How to Switch from File Feed to Website Crawl Feed in Google Merchant Center

Website Crawl Feed – How do I change from file feed to Website crawl feed – Free Listings

I have one account I set up a long time ago that has ‘website crawl’ as its feed method but I cannot recall how that was achieved. My understanding is that Google regularly crawls the site and automatically adjusts listings based on a) conformity and b) physical stock.

I cannot find in any help documents a method to set up a feed for free listings for website crawl – can anyone shed some light on this please?

thanks you,

Mike

The short answer is:

Is the “Website crawl” feed method still available for setting up Free Listings in Google Merchant Center?

The “Website crawl” feed method is an older setting in Google Merchant Center (GMC) that is now generally referred to as an Automated feed which uses structured data markup (specifically schema.org product markup) on your website.

While you can often still set it up by going to Products > Feeds > clicking the plus sign, and selecting “Website crawl” as the input method, it is highly discouraged for reliable, high-volume e-commerce because it relies on Google’s crawling schedule and its ability to correctly interpret your site’s code, leading to frequent availability and price mismatches.

The most reliable, modern, and cheap solution is to move to a Content API for Shopping feed, implemented either directly via a platform like Shopify or WooCommerce, or through a server-side solution using the Content API (or the new Merchant API) with a middle-layer like Google Tag Manager Server Container and a service like Stape or Google Cloud Platform.

This gives you instant control over your product data and stock.

The long answer is:

That old account is using a feature that many long-time advertisers remember, but it is one of the least reliable feed methods now, which is why help documents rarely promote it.

The “Website crawl” method works by relying on two things: your website’s **schema.org structured data** (the product markup on your product pages) and Google’s general website crawling process.

This is essentially Google generating the feed for you.

The main issue is that Google’s crawl and update schedule may not align with your product inventory changes, which often results in your products being disapproved for price and availability mismatches when Google spot-checks the landing page against the data it last crawled.

For a modern e-commerce site looking for free listings, the best solution involves replacing this unreliable crawl with a robust, direct connection to your data using Google’s APIs.

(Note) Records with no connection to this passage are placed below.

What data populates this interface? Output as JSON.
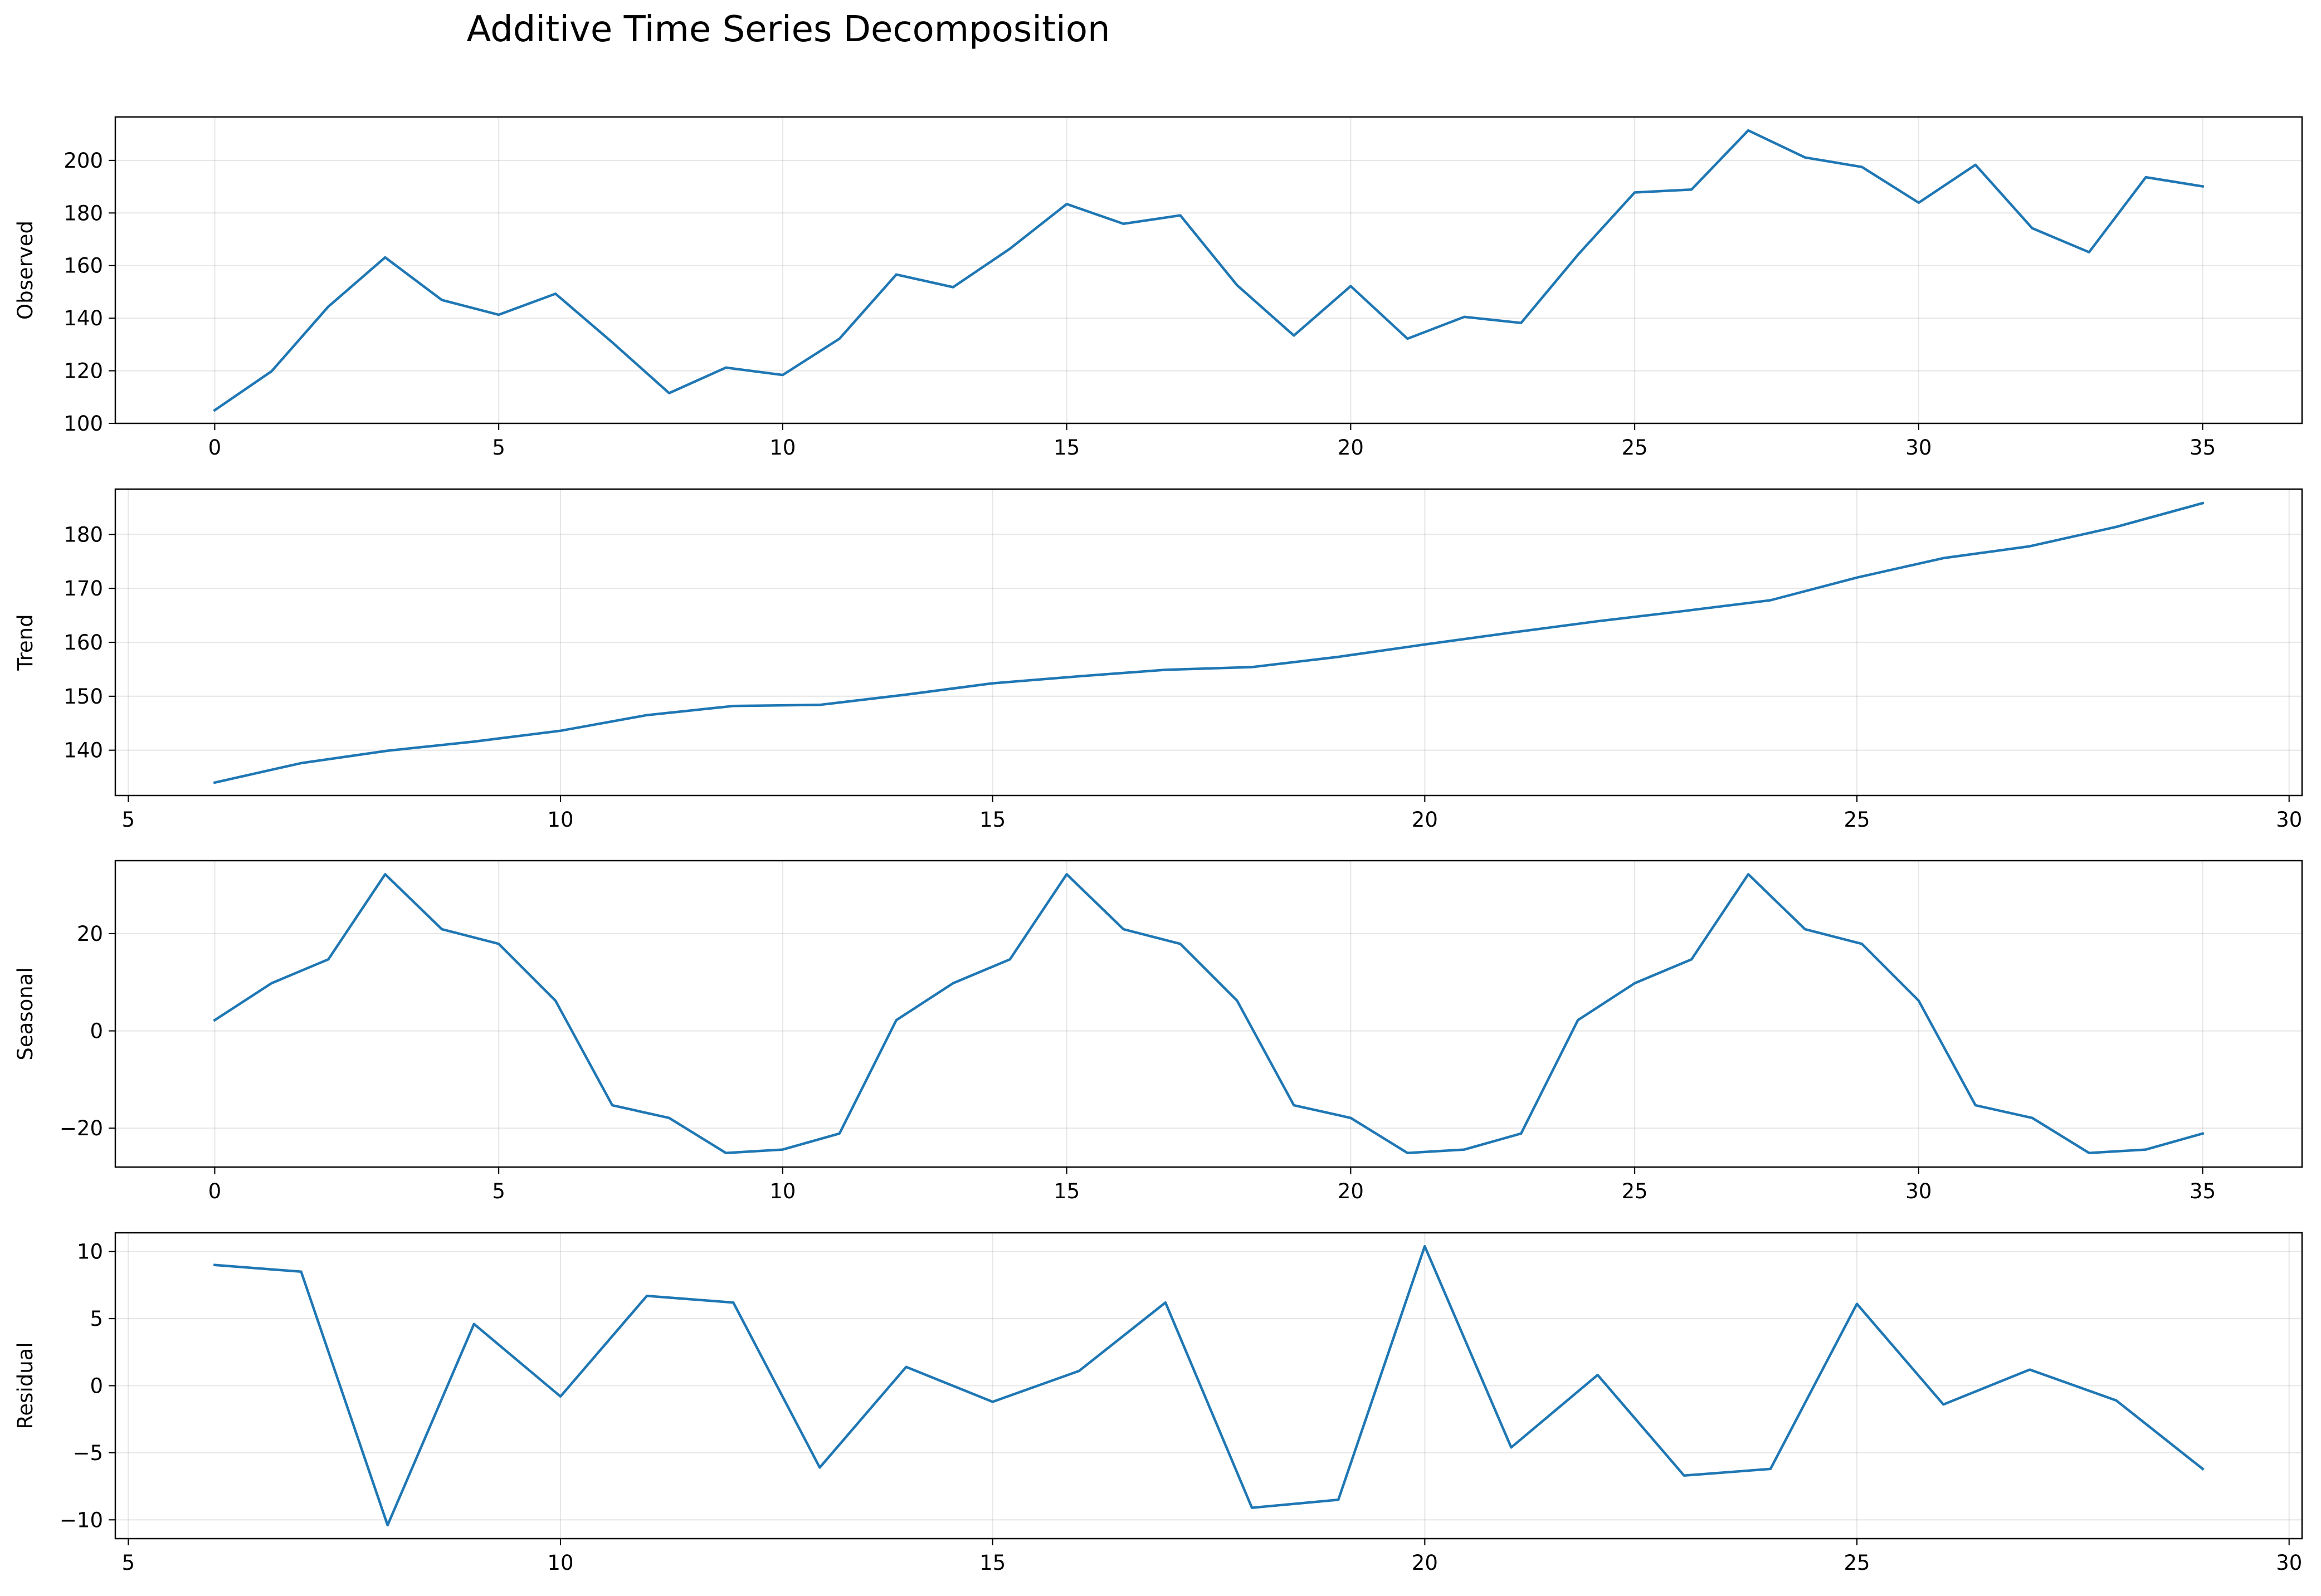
{
  "title": "Additive Time Series Decomposition",
  "colors": {
    "line": "#1f77b4",
    "grid": "#b0b0b0",
    "axis": "#000000"
  },
  "chart_data": [
    {
      "type": "line",
      "name": "observed",
      "ylabel": "Observed",
      "xlabel": "",
      "grid": true,
      "xlim": [
        -1.75,
        36.75
      ],
      "ylim": [
        100,
        216.5
      ],
      "xticks": [
        0,
        5,
        10,
        15,
        20,
        25,
        30,
        35
      ],
      "yticks": [
        100,
        120,
        140,
        160,
        180,
        200
      ],
      "x": [
        0,
        1,
        2,
        3,
        4,
        5,
        6,
        7,
        8,
        9,
        10,
        11,
        12,
        13,
        14,
        15,
        16,
        17,
        18,
        19,
        20,
        21,
        22,
        23,
        24,
        25,
        26,
        27,
        28,
        29,
        30,
        31,
        32,
        33,
        34,
        35
      ],
      "y": [
        105.0,
        119.8,
        144.4,
        163.1,
        146.9,
        141.3,
        149.3,
        130.8,
        111.5,
        121.2,
        118.4,
        132.2,
        156.6,
        151.8,
        166.4,
        183.4,
        175.9,
        179.1,
        152.5,
        133.4,
        152.2,
        132.2,
        140.5,
        138.2,
        164.1,
        187.8,
        188.9,
        211.4,
        201.1,
        197.5,
        183.9,
        198.3,
        174.2,
        165.1,
        193.6,
        190.1
      ]
    },
    {
      "type": "line",
      "name": "trend",
      "ylabel": "Trend",
      "xlabel": "",
      "grid": true,
      "xlim": [
        4.85,
        30.15
      ],
      "ylim": [
        131.6,
        188.4
      ],
      "xticks": [
        5,
        10,
        15,
        20,
        25,
        30
      ],
      "yticks": [
        140,
        150,
        160,
        170,
        180
      ],
      "x": [
        6,
        7,
        8,
        9,
        10,
        11,
        12,
        13,
        14,
        15,
        16,
        17,
        18,
        19,
        20,
        21,
        22,
        23,
        24,
        25,
        26,
        27,
        28,
        29
      ],
      "y": [
        134.0,
        137.6,
        139.9,
        141.6,
        143.6,
        146.5,
        148.2,
        148.4,
        150.3,
        152.4,
        153.7,
        154.9,
        155.4,
        157.3,
        159.6,
        161.8,
        163.9,
        165.8,
        167.8,
        172.0,
        175.6,
        177.8,
        181.4,
        185.8
      ]
    },
    {
      "type": "line",
      "name": "seasonal",
      "ylabel": "Seasonal",
      "xlabel": "",
      "grid": true,
      "xlim": [
        -1.75,
        36.75
      ],
      "ylim": [
        -28.0,
        35.0
      ],
      "xticks": [
        0,
        5,
        10,
        15,
        20,
        25,
        30,
        35
      ],
      "yticks": [
        -20,
        0,
        20
      ],
      "x": [
        0,
        1,
        2,
        3,
        4,
        5,
        6,
        7,
        8,
        9,
        10,
        11,
        12,
        13,
        14,
        15,
        16,
        17,
        18,
        19,
        20,
        21,
        22,
        23,
        24,
        25,
        26,
        27,
        28,
        29,
        30,
        31,
        32,
        33,
        34,
        35
      ],
      "y": [
        2.2,
        9.8,
        14.7,
        32.2,
        20.9,
        17.9,
        6.2,
        -15.3,
        -17.9,
        -25.1,
        -24.4,
        -21.1,
        2.2,
        9.8,
        14.7,
        32.2,
        20.9,
        17.9,
        6.2,
        -15.3,
        -17.9,
        -25.1,
        -24.4,
        -21.1,
        2.2,
        9.8,
        14.7,
        32.2,
        20.9,
        17.9,
        6.2,
        -15.3,
        -17.9,
        -25.1,
        -24.4,
        -21.1
      ]
    },
    {
      "type": "line",
      "name": "residual",
      "ylabel": "Residual",
      "xlabel": "",
      "grid": true,
      "xlim": [
        4.85,
        30.15
      ],
      "ylim": [
        -11.4,
        11.4
      ],
      "xticks": [
        5,
        10,
        15,
        20,
        25,
        30
      ],
      "yticks": [
        -10,
        -5,
        0,
        5,
        10
      ],
      "x": [
        6,
        7,
        8,
        9,
        10,
        11,
        12,
        13,
        14,
        15,
        16,
        17,
        18,
        19,
        20,
        21,
        22,
        23,
        24,
        25,
        26,
        27,
        28,
        29
      ],
      "y": [
        9.0,
        8.5,
        -10.4,
        4.6,
        -0.8,
        6.7,
        6.2,
        -6.1,
        1.4,
        -1.2,
        1.1,
        6.2,
        -9.1,
        -8.5,
        10.4,
        -4.6,
        0.8,
        -6.7,
        -6.2,
        6.1,
        -1.4,
        1.2,
        -1.1,
        -6.2
      ]
    }
  ]
}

The most excellent and cost-effective approach to achieve this data accuracy and scale is to leverage the Content API for Shopping (or the successor, the Merchant API), often facilitated by a server-side tagging environment.

First, the Content API for Shopping allows you to programmatically and instantly upload, update, and delete product information directly to your Merchant Center.

This is far superior to a time-delayed file upload or crawl because when a product goes out of stock or changes price on your site, you can tell Google instantly, minimizing disapprovals.

Second, integrating this using a server-side approach with a tool like Google Tag Manager Server Container (GTM Server Container) and a platform like Stape or Google Cloud Platform (GCP) makes it cheap and accessible, even without a huge internal development team.

Instead of your e-commerce platform sending a product feed file that sits and waits for Google to fetch it, you configure your server-side GTM container to receive the product update data when it changes on your site and then immediately send that high-quality, real-time data to the Content API endpoint.

This server-side setup centralizes all your data streams, giving you total control and the ability to instantly manage your product catalog, all while drastically reducing the issues caused by delayed product updates.

You are essentially giving up the hands-off, but unreliable, website crawl for an automated, real-time, and stable data connection.